If one full-time resource is approximately $5.3K per week then 3-4 full-time resources give us a range of $15K - $20K. This is your average range but depending on the seniority of the developers assigned to your project it may be higher. Keep in mind that the average salary for a senior developer is over $140,000.
Offshore software outsourcing can appear a much cheaper alternative because of the lower wages afforded to overseas developers in countries like India. However, offshore outsourcing comes with a variety of long term risks and may involve unexpected costs such as legal fees or additional training costs. In fact, one of our previous articles about the ‘20 risks associated with outsourcing offshore’ noted that figures suggest the final sum-up of offshore development can leave expenditure up to 65% higher than estimated.
Ongoing software costs
As I’ve already mentioned above, software is never finished. The reality is that there are costs involved with supporting software, just like there are costs involved with servicing your car after you’ve bought it.
The general rule of thumb is to budget 10-20% of the cost of development on support.
Ongoing support models can fluctuate significantly from agency to agency. Some agencies may define very stringent service level agreements (an agreed timeframe in which something must be completed) which leads to a higher price, while others don’t. It’s important that you choose a support model that best fits your business and product.
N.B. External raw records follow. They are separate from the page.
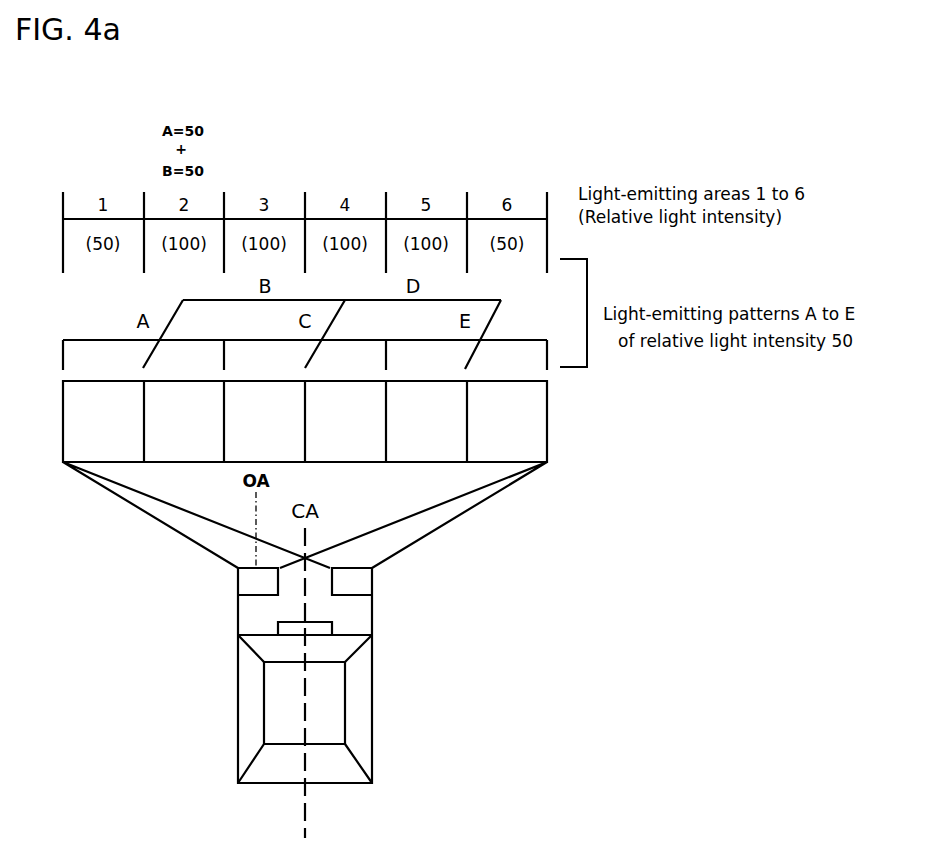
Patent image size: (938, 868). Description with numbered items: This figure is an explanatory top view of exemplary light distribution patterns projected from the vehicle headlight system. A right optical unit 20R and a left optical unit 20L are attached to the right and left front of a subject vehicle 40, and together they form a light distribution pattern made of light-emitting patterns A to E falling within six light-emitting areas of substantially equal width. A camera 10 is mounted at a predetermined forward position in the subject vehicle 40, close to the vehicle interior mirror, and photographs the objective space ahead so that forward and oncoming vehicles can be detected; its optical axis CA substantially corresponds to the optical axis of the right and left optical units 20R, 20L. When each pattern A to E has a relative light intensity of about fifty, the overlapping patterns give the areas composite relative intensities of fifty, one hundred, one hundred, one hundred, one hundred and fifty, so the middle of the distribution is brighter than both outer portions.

The camera 10 is at (287, 628).
The left optical unit 20L is at (253, 585).
The right optical unit 20R is at (358, 585).
The subject vehicle 40 is at (325, 716).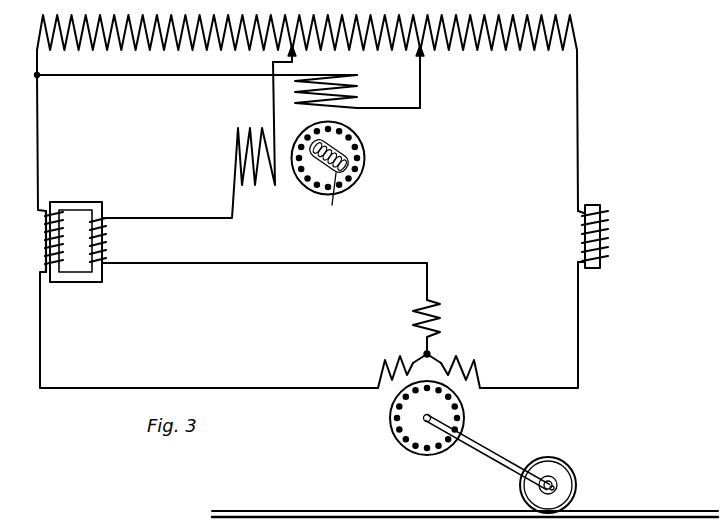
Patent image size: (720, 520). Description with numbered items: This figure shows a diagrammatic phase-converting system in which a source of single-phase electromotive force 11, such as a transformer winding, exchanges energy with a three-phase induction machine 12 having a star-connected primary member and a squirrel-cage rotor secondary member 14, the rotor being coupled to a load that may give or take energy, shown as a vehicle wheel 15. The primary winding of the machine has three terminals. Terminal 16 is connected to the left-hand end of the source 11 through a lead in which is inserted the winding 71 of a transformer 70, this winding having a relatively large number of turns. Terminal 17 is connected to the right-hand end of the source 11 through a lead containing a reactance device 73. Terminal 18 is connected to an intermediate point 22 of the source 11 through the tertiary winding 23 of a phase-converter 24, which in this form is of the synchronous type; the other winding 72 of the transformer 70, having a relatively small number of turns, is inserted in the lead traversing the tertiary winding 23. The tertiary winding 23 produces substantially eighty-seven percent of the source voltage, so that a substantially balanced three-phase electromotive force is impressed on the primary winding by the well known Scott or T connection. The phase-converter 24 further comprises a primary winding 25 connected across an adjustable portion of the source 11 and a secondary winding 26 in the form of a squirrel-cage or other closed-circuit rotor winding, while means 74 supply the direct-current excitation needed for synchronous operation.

The source of single-phase electromotive force 11 is at (581, 27).
The intermediate point 22 is at (295, 57).
The primary winding 25 is at (358, 100).
The tertiary winding 23 is at (188, 140).
The phase-converter 24 is at (349, 172).
The secondary winding 26 is at (364, 151).
The direct-current excitation means 74 is at (329, 179).
The transformer 70 is at (87, 257).
The winding 71 is at (45, 245).
The winding 72 is at (114, 240).
The reactance device 73 is at (607, 236).
The terminal 18 is at (428, 287).
The terminal 16 is at (379, 381).
The terminal 17 is at (481, 379).
The three-phase induction machine 12 is at (453, 435).
The squirrel-cage rotor secondary member 14 is at (450, 408).
The vehicle wheel 15 is at (567, 483).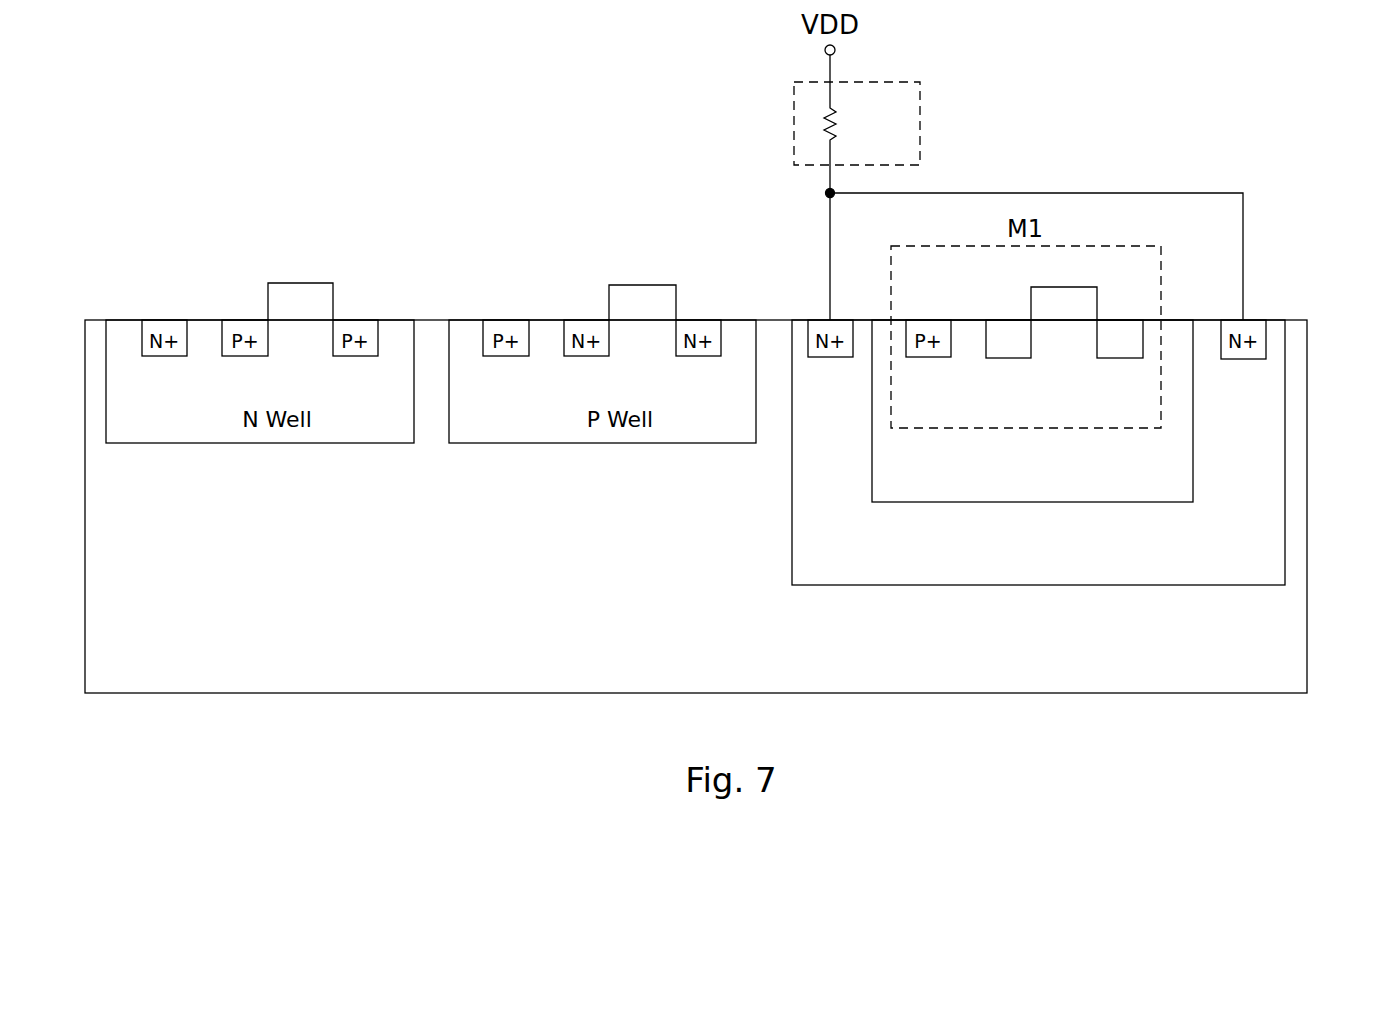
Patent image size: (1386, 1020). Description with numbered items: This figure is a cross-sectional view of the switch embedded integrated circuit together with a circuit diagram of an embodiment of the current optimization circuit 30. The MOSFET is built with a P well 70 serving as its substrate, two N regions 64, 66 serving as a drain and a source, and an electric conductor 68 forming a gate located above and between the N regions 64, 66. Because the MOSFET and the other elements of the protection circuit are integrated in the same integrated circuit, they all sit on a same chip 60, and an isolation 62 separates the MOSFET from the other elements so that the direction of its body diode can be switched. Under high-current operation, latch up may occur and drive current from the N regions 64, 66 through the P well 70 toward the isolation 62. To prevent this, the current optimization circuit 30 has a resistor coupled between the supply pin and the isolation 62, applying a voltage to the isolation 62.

What I have done is I’ve created another article that looks at some costs that are likely to be consistent no matter which agency you proceed with. You can read more on the ongoing operational costs of software here.
Agile Flexibility vs Waterfall
Traditionally, companies created a single plan comprising the desired outcomes and strategies for building the application right at the very start of a project. This is then fleshed out further to include a list of requirements for this plan with an evaluation of how long the project will take and then a cost estimate. This is called waterfall development. The downside to this strategy is that the feedback and learning process isn't available until you've already finished development.
How does the decision between agile and waterfall effect budget?
As you might imagine, less flexibility means a greater domino effect. A good example is the blowout between IBM and the government’s health payroll system. The project was contracted to IBM in 2007 but was plagued by delays and budget blowouts. When the release finally happened, the system failed, resulting in a complete scrapping of the project. However, IBM still wanted the full payment of around $1.2 billion. This failure can be linked to developing without effective scoping and building without testing.
Working in iterations allows you to build to smaller targets. At the end of each target, you can obtain valuable feedback to assess if you are still working towards the right project goals. This provides huge cost savings as you pick up changes that need to be made at a much earlier stage in the build.
This prevents situations like above, where clients are not aware of issues until the final product is released and the final payment is due. For example, if you have a plan to develop a project in 3 sprints and through feedback identified changes to the requirements after the first iteration, then you could save on the final two-thirds of the cost by picking up on the issue earlier. For this reason, the agile methodology can help to deliver successful projects on time and within budget.
Give me the summary
- A custom software application starts between $150,000 and $200,000+ depending on the complexity and size of the app.
- Larger applications will cost more but shouldn’t be completed in a single phase.
- Scoping is critical to aligning on what should be built and accurately estimating how long that will take.
- There are ongoing maintenance costs associated with software.
- Build iteratively to mitigate the risk of a project blowout.